Ce bâtiment est régulièrement enfoui sous les neiges hivernales,
mais par chance exceptionnellement en ce mois d’avril les géoliens ont pu pique-niquer dehors.
Outre l’intérêt historique et architectural du bâtiment, les matériaux choisis pour sa construction
donnent un bel aperçu de la géologie locale, avec par exemple des basaltes,
du trachyte ou encore du triffou,
roche conglomératique issue d’un phréatomagmatisme. Une animation matériaux et architecture qui reçoit régulièrement beaucoup de succès auprès du public familial.

Le bâti et ses matériaux étudiés sur toutes les coutures

Pour le dessert, les géoliens reprirent la route vers le Pays des Sucs avec un arrêt
au Mont Gerbier de Jonc,
officiellement reconnu comme la source de la Loire. En vérité, il n’y a pas qu’une seule source,
les premières gouttes de la Loire jaillissent en divers endroits avant de former un premier ruisseau.
Si le temps manquera aux géoliens pour gravir le Mont,
ils prendront tout de même quelques instants
pour un petit bœuf musical au son des phonolites !

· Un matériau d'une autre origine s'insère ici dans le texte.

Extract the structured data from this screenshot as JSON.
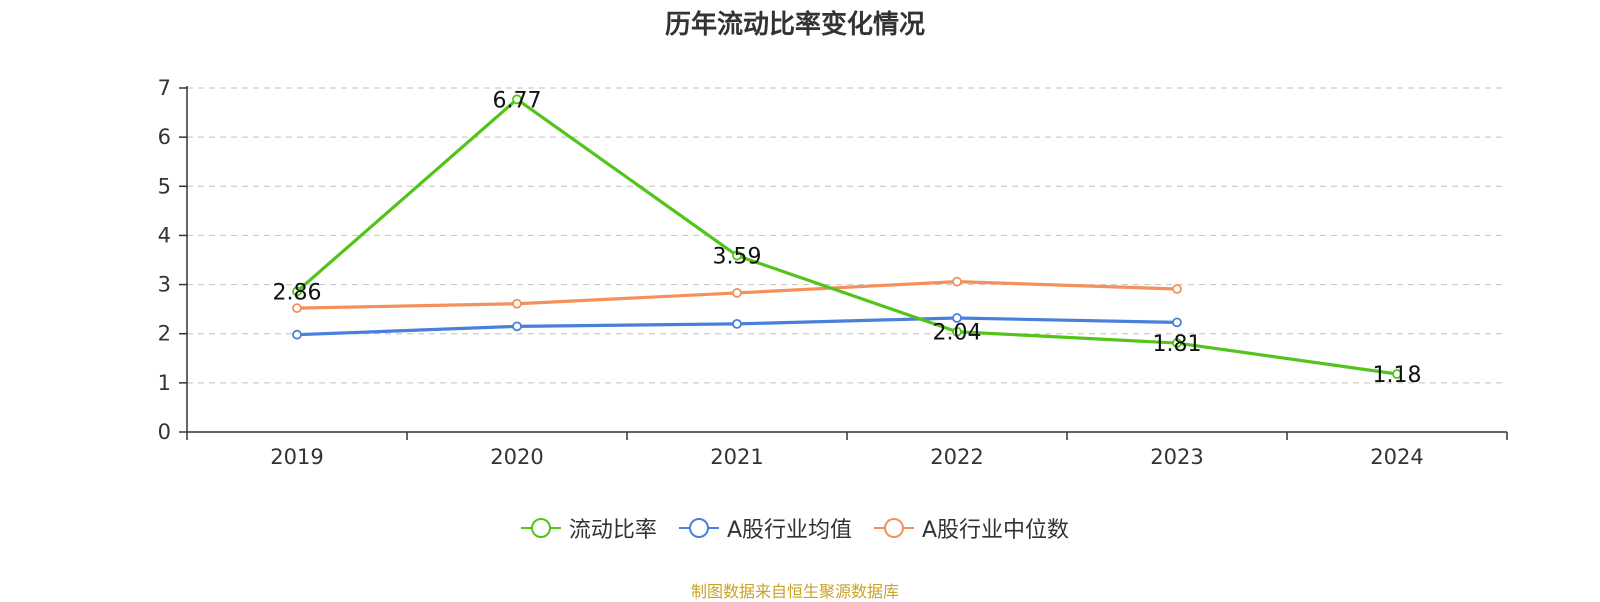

Georges Naud présente la panorama sur les sucs

Pour en finir avec les phonolites c’est Emmanuelle Defive
maître de conférences à l’Université de Clermont-Ferrand, qui expliqua ses travaux de recherche
sur une curiosité géologique encore mal comprise, les rivières de pierres, ici celle du Pré du Bois.

Tout est dans le nom, et il faut reconnaitre que cela ressemble assez bien à ce que l’on imagine.
Elle « coule » la rivière, elle se déplace, mais d’où vient t- elle ? Où va-t-elle ?
Pas de corniche avoisinante, pas d’indice majeur dans le relief,
bref, une géomorphologie encore bien mystérieuse !
Un site de rêve à médiatiser auprès des publics scolaires qui l’adorent et bien sûr
au grand public amoureux de nature. Nous aurions aimé poursuivre par un atelier d’échanges
sur comment présenter ce phénomène au grand public ( du rêve à la réalité),
mais attendu à la maison du parc pour le bar à eaux minérales cela ne fut pas possible.
Notons que ce site a très largement inspiré par la suite des oeuvres créatives du soir.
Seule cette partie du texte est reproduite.